Abstract

OBJECTIVE: Studies have supported redo vasectomy reversals as a viable option following initial failure; however, debate continues on factors causing vasectomy reversals (VR) to fail. The purpose of this study was to evaluate etiology of failed VR and success rate of redo vasovasostomy (VV) or vasoepididymostomy (VE) surgery at one VR clinic where 10% (222/2268) of all VR surgeries were redo cases. DESIGN: Retrospective analysis of patients undergoing redo VR at a single specialty center. MATERIALS AND METHODS: Records from 2268 patients revealed 222 subjects that received redo VR. Data from redo patients included obstructive interval, surgical method for initial and redo VR (VV or VE), vasal fluid parameters, anastomotic patency and pregnancy rate. Average patient age was 42 yr with an average obstructive interval for the initial VR of 10 yr, and average interval between initial and redo VR of 2.7 yr (range 0.5-13 yr). A follow-up semen analysis was advised every two months following surgery until pregnancy occurred. Patency was established as return of motile sperm in the post-operative semen analysis or a reported natural conception. RESULTS: Bilateral VV was performed 57% (119/208) of the time for redo patients. The remainder of the patients received a unilateral VV and a unilateral VE (VV/VE) or a bilateral VE, 25% (51/208) and 18% (38/208) respectively.
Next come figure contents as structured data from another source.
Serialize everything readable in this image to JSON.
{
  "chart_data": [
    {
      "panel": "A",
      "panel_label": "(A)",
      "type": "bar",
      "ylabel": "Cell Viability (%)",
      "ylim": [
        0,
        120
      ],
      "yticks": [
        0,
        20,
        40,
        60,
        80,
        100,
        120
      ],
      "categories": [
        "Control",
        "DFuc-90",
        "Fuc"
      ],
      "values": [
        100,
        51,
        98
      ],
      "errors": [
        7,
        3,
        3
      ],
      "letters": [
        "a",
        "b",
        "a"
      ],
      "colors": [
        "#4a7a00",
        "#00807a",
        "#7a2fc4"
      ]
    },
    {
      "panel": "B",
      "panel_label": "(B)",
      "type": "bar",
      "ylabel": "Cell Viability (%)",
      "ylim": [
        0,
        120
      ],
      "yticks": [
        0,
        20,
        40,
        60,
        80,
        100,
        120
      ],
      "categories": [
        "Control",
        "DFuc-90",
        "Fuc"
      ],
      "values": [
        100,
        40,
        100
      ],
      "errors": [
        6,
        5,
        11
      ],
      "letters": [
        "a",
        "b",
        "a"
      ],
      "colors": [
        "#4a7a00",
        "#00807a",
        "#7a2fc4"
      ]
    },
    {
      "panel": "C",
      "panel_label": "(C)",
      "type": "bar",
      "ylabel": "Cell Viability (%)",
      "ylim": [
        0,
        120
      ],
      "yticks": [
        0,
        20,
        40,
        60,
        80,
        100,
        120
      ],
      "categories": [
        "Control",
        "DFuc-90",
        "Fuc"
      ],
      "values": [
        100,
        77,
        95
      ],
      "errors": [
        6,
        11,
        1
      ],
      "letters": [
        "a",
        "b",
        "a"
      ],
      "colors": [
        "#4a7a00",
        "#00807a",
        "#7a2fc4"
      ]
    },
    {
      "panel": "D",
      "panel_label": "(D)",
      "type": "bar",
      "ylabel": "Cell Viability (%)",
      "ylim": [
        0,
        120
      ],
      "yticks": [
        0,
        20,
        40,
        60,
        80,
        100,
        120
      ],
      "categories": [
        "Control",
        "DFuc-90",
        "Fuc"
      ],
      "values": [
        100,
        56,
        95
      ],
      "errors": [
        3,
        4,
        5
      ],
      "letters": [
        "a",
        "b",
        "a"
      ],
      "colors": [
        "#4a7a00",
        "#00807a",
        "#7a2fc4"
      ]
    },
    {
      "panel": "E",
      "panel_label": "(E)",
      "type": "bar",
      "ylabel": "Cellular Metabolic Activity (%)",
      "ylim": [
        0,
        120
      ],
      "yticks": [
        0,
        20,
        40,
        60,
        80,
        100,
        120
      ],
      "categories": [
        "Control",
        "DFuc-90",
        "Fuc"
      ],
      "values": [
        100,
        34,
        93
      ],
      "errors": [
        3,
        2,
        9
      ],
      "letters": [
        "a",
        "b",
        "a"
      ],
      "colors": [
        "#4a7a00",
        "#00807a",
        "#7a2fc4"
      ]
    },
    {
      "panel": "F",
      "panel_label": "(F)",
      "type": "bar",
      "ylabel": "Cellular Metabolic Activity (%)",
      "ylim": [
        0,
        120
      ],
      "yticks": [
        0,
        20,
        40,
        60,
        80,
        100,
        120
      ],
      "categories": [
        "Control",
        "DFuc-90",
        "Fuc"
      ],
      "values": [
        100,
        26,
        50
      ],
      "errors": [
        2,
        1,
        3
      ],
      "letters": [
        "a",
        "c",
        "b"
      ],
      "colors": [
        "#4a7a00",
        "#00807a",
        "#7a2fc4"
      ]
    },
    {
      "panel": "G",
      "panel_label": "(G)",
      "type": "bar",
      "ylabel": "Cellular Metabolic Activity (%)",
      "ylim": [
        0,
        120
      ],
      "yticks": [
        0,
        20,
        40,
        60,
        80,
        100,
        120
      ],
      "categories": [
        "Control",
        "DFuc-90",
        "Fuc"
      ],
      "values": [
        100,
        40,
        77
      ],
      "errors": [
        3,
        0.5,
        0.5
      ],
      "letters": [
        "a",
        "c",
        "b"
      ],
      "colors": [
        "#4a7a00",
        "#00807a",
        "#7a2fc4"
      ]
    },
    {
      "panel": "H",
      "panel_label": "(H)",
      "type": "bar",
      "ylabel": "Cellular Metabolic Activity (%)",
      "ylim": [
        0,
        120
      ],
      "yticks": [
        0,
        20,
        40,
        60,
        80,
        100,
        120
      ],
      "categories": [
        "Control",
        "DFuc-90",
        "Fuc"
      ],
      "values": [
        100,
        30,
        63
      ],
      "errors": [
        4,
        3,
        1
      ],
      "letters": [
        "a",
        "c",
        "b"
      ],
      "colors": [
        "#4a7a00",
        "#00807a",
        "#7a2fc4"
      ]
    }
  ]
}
A subset of 119 patient charts was reviewed to compare the type of connection made during the initial and redo VR. Data demonstrated 97% (232/238) of connections during initial VR were unilateral VV and the remaining 3% (6/238) were unilateral VE. Based on intra-op vasal fluid quality and sperm, the redo patients received 69% (165/238) unilateral VV and 31% (73/238) unilateral VE, resulting in a significant (p<0.001) shift of 28% of connections from VV to VE. Redo VR patients had a patency of 89% (161/181) with an average of 41 million motile sperm per ejaculate and a pregnancy rate of 43% (77/181). CONCLUSIONS: 1) our success of redo VR confirms prior published success rates, reaffirming redo VR as a viable option after failed VR; 2) in 28% of redo VR, a VE was indicated when an initial VV was performed. This group showed no intravasal sperm and with a short interval between initial VR and redo, new onset secondary epididymal obstruction was unlikely. We attribute the initial failure of the remaining 72% redo patients that received VV to intravasal scarring or technical reasons.